2.10 Detection of Cyt-C secretion
To investigate the secretion of Cyt-C from mitochondria into the cytoplasm, mitochondria was removed by using the Cell Mitochondria Isolation Kit or the Tissue Mitochondria Isolation Kit (Beyotime, Shanghai, China) to obtain cytoplasm proteins in cardiomyocytes or myocardium according to the manufacturer's instructions. Then Cyt-C in cytoplasm was measured by western blot analysis as described below.
2.11 Western blot
The collected myocardial tissues or cardiomyocytes was placed into RIPA lysate containing a protease inhibitor, homogenized, and centrifuged. After collecting the supernatant, the protein was quantified by BCA kit and was used for SDS-PAGE. After the protein was transferred to the PVDF membrane, the membrane was blocked by 5% milk followed by incubation with primary antibody against SLC25A10 at 4℃ overnight. Next, after the membrane was incubated with corresponding HRP-linked secondary antibodies, the blots were developed using an enhanced chemiluminescence system, and Image J was used to analyze the density of blots.

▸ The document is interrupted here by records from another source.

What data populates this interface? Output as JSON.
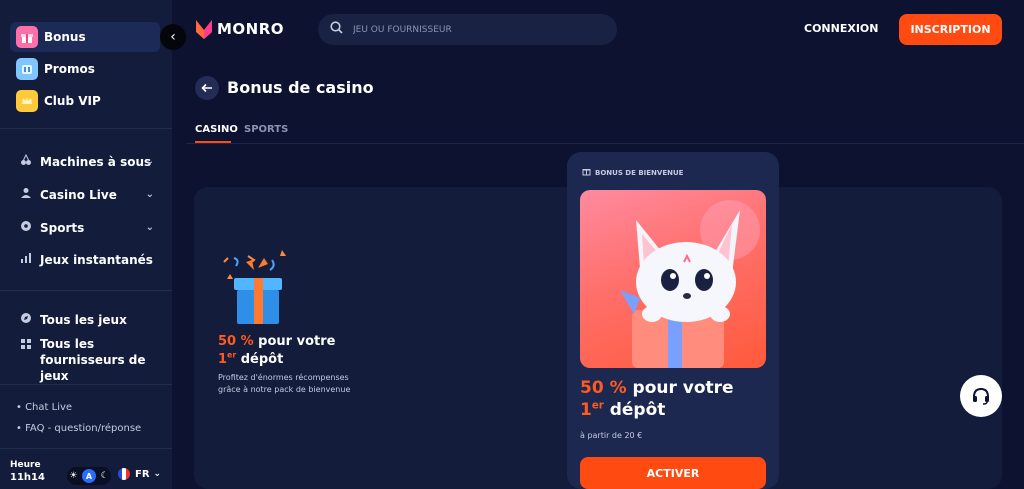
{
  "sidebar": {
    "promo_items": [
      {
        "label": "Bonus",
        "icon": "gift-icon"
      },
      {
        "label": "Promos",
        "icon": "promo-icon"
      },
      {
        "label": "Club VIP",
        "icon": "crown-icon"
      }
    ],
    "nav_items": [
      {
        "label": "Machines à sous",
        "icon": "cherry-icon",
        "has_chevron": true
      },
      {
        "label": "Casino Live",
        "icon": "dealer-icon",
        "has_chevron": true
      },
      {
        "label": "Sports",
        "icon": "ball-icon",
        "has_chevron": true
      },
      {
        "label": "Jeux instantanés",
        "icon": "bars-icon",
        "has_chevron": false
      }
    ],
    "game_items": [
      {
        "label": "Tous les jeux",
        "icon": "compass-icon"
      },
      {
        "label": "Tous les fournisseurs de jeux",
        "icon": "grid-icon"
      }
    ],
    "links": [
      "Chat Live",
      "FAQ - question/réponse"
    ],
    "time_label": "Heure",
    "time_value": "11h14",
    "theme_letter": "A",
    "language": "FR"
  },
  "header": {
    "brand": "MONRO",
    "search_placeholder": "JEU OU FOURNISSEUR",
    "login_label": "CONNEXION",
    "signup_label": "INSCRIPTION"
  },
  "page": {
    "title": "Bonus de casino",
    "tabs": [
      {
        "label": "CASINO",
        "active": true
      },
      {
        "label": "SPORTS",
        "active": false
      }
    ]
  },
  "bonus_offer": {
    "percent": "50 %",
    "title_mid": " pour votre",
    "ordinal": "1",
    "ordinal_sup": "er",
    "title_end": " dépôt",
    "description": "Profitez d'énormes récompenses grâce à notre pack de bienvenue"
  },
  "welcome_card": {
    "label": "BONUS DE BIENVENUE",
    "percent": "50 %",
    "title_mid": " pour votre",
    "ordinal": "1",
    "ordinal_sup": "er",
    "title_end": " dépôt",
    "minimum": "à partir de 20 €",
    "cta": "ACTIVER"
  },
  "colors": {
    "background": "#0c1230",
    "sidebar": "#141c3c",
    "accent": "#ff4a12"
  }
}
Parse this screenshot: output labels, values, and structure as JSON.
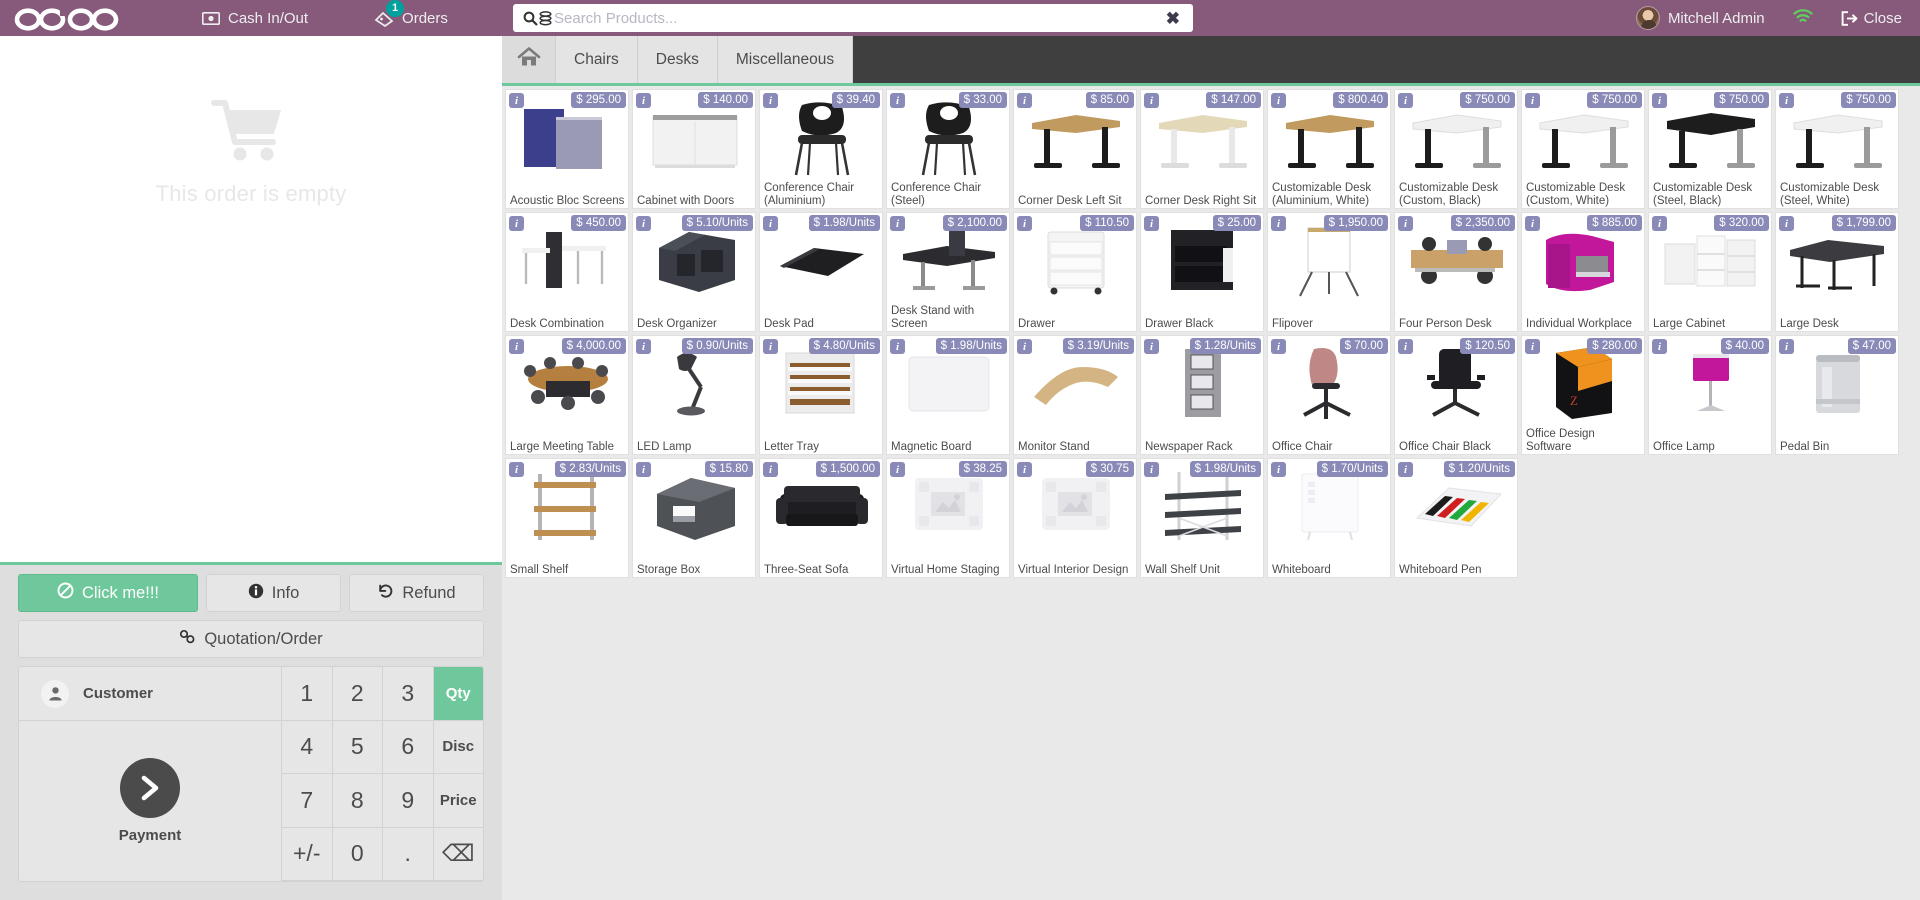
{
  "topbar": {
    "logo": "odoo",
    "cash_in_out": "Cash In/Out",
    "orders": "Orders",
    "orders_badge": "1",
    "user": "Mitchell Admin",
    "close": "Close",
    "icons": {
      "cash": "money-bill-icon",
      "orders": "ticket-icon",
      "wifi": "wifi-icon",
      "close": "sign-out-icon"
    }
  },
  "search": {
    "placeholder": "Search Products...",
    "value": "",
    "clear": "✖"
  },
  "order": {
    "empty_text": "This order is empty"
  },
  "buttons": {
    "click_me": "Click me!!!",
    "info": "Info",
    "refund": "Refund",
    "quotation_order": "Quotation/Order"
  },
  "numpad": {
    "customer": "Customer",
    "payment": "Payment",
    "keys": [
      {
        "label": "1",
        "type": "digit"
      },
      {
        "label": "2",
        "type": "digit"
      },
      {
        "label": "3",
        "type": "digit"
      },
      {
        "label": "Qty",
        "type": "mode",
        "active": true
      },
      {
        "label": "4",
        "type": "digit"
      },
      {
        "label": "5",
        "type": "digit"
      },
      {
        "label": "6",
        "type": "digit"
      },
      {
        "label": "Disc",
        "type": "mode",
        "active": false
      },
      {
        "label": "7",
        "type": "digit"
      },
      {
        "label": "8",
        "type": "digit"
      },
      {
        "label": "9",
        "type": "digit"
      },
      {
        "label": "Price",
        "type": "mode",
        "active": false
      },
      {
        "label": "+/-",
        "type": "digit"
      },
      {
        "label": "0",
        "type": "digit"
      },
      {
        "label": ".",
        "type": "digit"
      },
      {
        "label": "⌫",
        "type": "backspace"
      }
    ]
  },
  "categories": {
    "home_icon": "home-icon",
    "tabs": [
      "Chairs",
      "Desks",
      "Miscellaneous"
    ]
  },
  "colors": {
    "brand": "#875a7b",
    "accent_green": "#6ec89b",
    "price_tag": "#8a8ab8",
    "badge_teal": "#00a09d"
  },
  "products": [
    {
      "name": "Acoustic Bloc Screens",
      "price": "$ 295.00",
      "art": "screen-blue"
    },
    {
      "name": "Cabinet with Doors",
      "price": "$ 140.00",
      "art": "cabinet-white"
    },
    {
      "name": "Conference Chair (Aluminium)",
      "price": "$ 39.40",
      "art": "chair-black"
    },
    {
      "name": "Conference Chair (Steel)",
      "price": "$ 33.00",
      "art": "chair-black"
    },
    {
      "name": "Corner Desk Left Sit",
      "price": "$ 85.00",
      "art": "desk-wood-black"
    },
    {
      "name": "Corner Desk Right Sit",
      "price": "$ 147.00",
      "art": "desk-beige-white"
    },
    {
      "name": "Customizable Desk (Aluminium, White)",
      "price": "$ 800.40",
      "art": "desk-wood-black"
    },
    {
      "name": "Customizable Desk (Custom, Black)",
      "price": "$ 750.00",
      "art": "desk-white-black"
    },
    {
      "name": "Customizable Desk (Custom, White)",
      "price": "$ 750.00",
      "art": "desk-white-black"
    },
    {
      "name": "Customizable Desk (Steel, Black)",
      "price": "$ 750.00",
      "art": "desk-black-top"
    },
    {
      "name": "Customizable Desk (Steel, White)",
      "price": "$ 750.00",
      "art": "desk-white-black"
    },
    {
      "name": "Desk Combination",
      "price": "$ 450.00",
      "art": "desk-combo"
    },
    {
      "name": "Desk Organizer",
      "price": "$ 5.10/Units",
      "art": "organizer"
    },
    {
      "name": "Desk Pad",
      "price": "$ 1.98/Units",
      "art": "pad"
    },
    {
      "name": "Desk Stand with Screen",
      "price": "$ 2,100.00",
      "art": "desk-stand"
    },
    {
      "name": "Drawer",
      "price": "$ 110.50",
      "art": "drawer-white"
    },
    {
      "name": "Drawer Black",
      "price": "$ 25.00",
      "art": "drawer-black"
    },
    {
      "name": "Flipover",
      "price": "$ 1,950.00",
      "art": "flipover"
    },
    {
      "name": "Four Person Desk",
      "price": "$ 2,350.00",
      "art": "four-desk"
    },
    {
      "name": "Individual Workplace",
      "price": "$ 885.00",
      "art": "workplace-magenta"
    },
    {
      "name": "Large Cabinet",
      "price": "$ 320.00",
      "art": "large-cabinet"
    },
    {
      "name": "Large Desk",
      "price": "$ 1,799.00",
      "art": "large-desk"
    },
    {
      "name": "Large Meeting Table",
      "price": "$ 4,000.00",
      "art": "meeting-table"
    },
    {
      "name": "LED Lamp",
      "price": "$ 0.90/Units",
      "art": "led-lamp"
    },
    {
      "name": "Letter Tray",
      "price": "$ 4.80/Units",
      "art": "letter-tray"
    },
    {
      "name": "Magnetic Board",
      "price": "$ 1.98/Units",
      "art": "magnetic-board"
    },
    {
      "name": "Monitor Stand",
      "price": "$ 3.19/Units",
      "art": "monitor-stand"
    },
    {
      "name": "Newspaper Rack",
      "price": "$ 1.28/Units",
      "art": "news-rack"
    },
    {
      "name": "Office Chair",
      "price": "$ 70.00",
      "art": "office-chair-pink"
    },
    {
      "name": "Office Chair Black",
      "price": "$ 120.50",
      "art": "office-chair-black"
    },
    {
      "name": "Office Design Software",
      "price": "$ 280.00",
      "art": "software-box"
    },
    {
      "name": "Office Lamp",
      "price": "$ 40.00",
      "art": "office-lamp"
    },
    {
      "name": "Pedal Bin",
      "price": "$ 47.00",
      "art": "pedal-bin"
    },
    {
      "name": "Small Shelf",
      "price": "$ 2.83/Units",
      "art": "small-shelf"
    },
    {
      "name": "Storage Box",
      "price": "$ 15.80",
      "art": "storage-box"
    },
    {
      "name": "Three-Seat Sofa",
      "price": "$ 1,500.00",
      "art": "sofa"
    },
    {
      "name": "Virtual Home Staging",
      "price": "$ 38.25",
      "art": "placeholder"
    },
    {
      "name": "Virtual Interior Design",
      "price": "$ 30.75",
      "art": "placeholder"
    },
    {
      "name": "Wall Shelf Unit",
      "price": "$ 1.98/Units",
      "art": "wall-shelf"
    },
    {
      "name": "Whiteboard",
      "price": "$ 1.70/Units",
      "art": "whiteboard"
    },
    {
      "name": "Whiteboard Pen",
      "price": "$ 1.20/Units",
      "art": "whiteboard-pen"
    }
  ]
}
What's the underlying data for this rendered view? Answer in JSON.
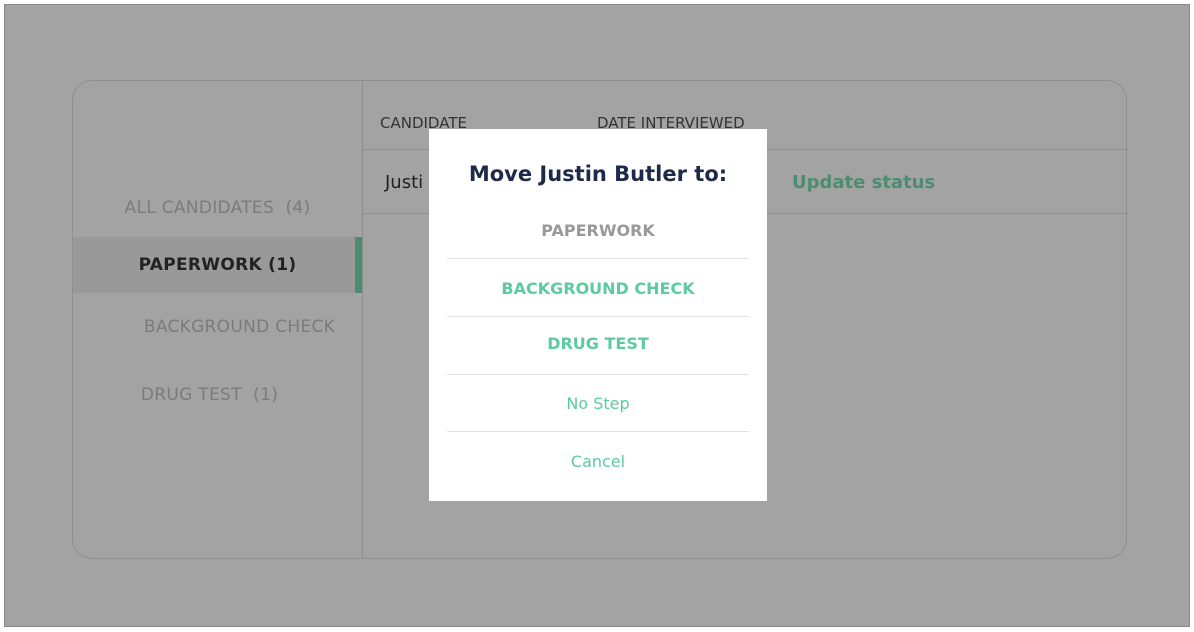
{
  "sidebar": {
    "items": [
      {
        "label": "ALL CANDIDATES  (4)"
      },
      {
        "label": "PAPERWORK (1)",
        "active": true
      },
      {
        "label": "BACKGROUND CHECK"
      },
      {
        "label": "DRUG TEST  (1)"
      }
    ]
  },
  "table": {
    "headers": [
      "CANDIDATE",
      "DATE INTERVIEWED"
    ],
    "rows": [
      {
        "candidate": "Justi",
        "action": "Update status"
      }
    ]
  },
  "modal": {
    "title": "Move Justin Butler to:",
    "options": [
      "PAPERWORK",
      "BACKGROUND CHECK",
      "DRUG TEST",
      "No Step"
    ],
    "cancel": "Cancel"
  },
  "colors": {
    "accent": "#5ccba0",
    "accent_dimmed": "#4e8b74",
    "title": "#1e2a4a",
    "disabled": "#999999"
  }
}
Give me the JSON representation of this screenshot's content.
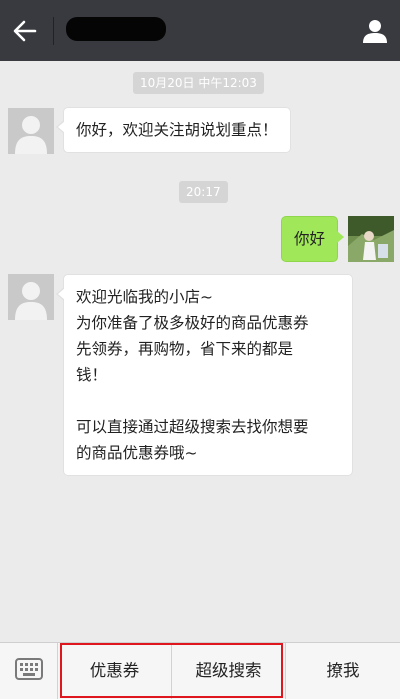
{
  "header": {
    "title": "",
    "back_icon": "arrow-left-icon",
    "profile_icon": "person-icon"
  },
  "messages": [
    {
      "type": "time",
      "text": "10月20日 中午12:03"
    },
    {
      "type": "incoming",
      "lines": [
        "你好，欢迎关注胡说划重点！"
      ]
    },
    {
      "type": "time",
      "text": "20:17"
    },
    {
      "type": "outgoing",
      "lines": [
        "你好"
      ]
    },
    {
      "type": "incoming",
      "lines": [
        "欢迎光临我的小店~",
        "为你准备了极多极好的商品优惠券",
        "先领券，再购物，省下来的都是",
        "钱！",
        "",
        "可以直接通过超级搜索去找你想要",
        "的商品优惠券哦~"
      ]
    }
  ],
  "bottom_menu": {
    "keyboard_icon": "keyboard-icon",
    "items": [
      "优惠券",
      "超级搜索",
      "撩我"
    ]
  },
  "colors": {
    "header_bg": "#393a3f",
    "chat_bg": "#ebebeb",
    "outgoing_bubble": "#a0e75a",
    "highlight_border": "#e0161f"
  }
}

2.12 Measurement of cellular ATP and Oxidative stress
The cellular contents of ATP, ROS, MDA and SOD activity were measured using commercial kits. All procedures were performed according to the manufacturer’s instructions. To visualize the generation of ROS, AC16 cells were stained with H2DCF-DA probe.
2.13 JC-1 staining
Mitochondrial membrane potential (MMP, Δψm) was determined using the JC-1 kit. AC16 cells were seeded on sterile cover glasses in 6-well plates and then incubated with JC-1 staining solution (2 µM) in PBS for 15 min at 37℃. After staining, cells were visualized and photographed by a fluorescence microscopy.
2.14 Immunofluorescence staining
AC16 cells were seeded on glass slides in 12-well plates and incubated as indicated for 48 h. After treatment, the slides were fixed in 4% paraformaldehyde for 30 min at 37℃, and then permeabilized with 0.3% Triton X-100 for 15 min. Cells were then blocked with 3% BSA for 1 h at 37℃ followed by incubation with a primary antibody SLC25A10 at 4℃ overnight. Slices were incubated with a FITC-conjugated IgG for 1 h at 37℃, and then labeled with DAPI for 5 min. Finally, slices were photographed under a fluorescence microscopy.
2.15 Statistical analysis
All the experimental data are expressed as the means ± SD and analyzed by Prism Graphpad 6.0 (San Diego, USA). The t-test was performed to measure the differences between the two groups and one-way analysis of variance (ANOVA) followed by a Dunnett’s test was performed to compare the differences among three or more groups. p-values < 0.05 were considered statistical significance.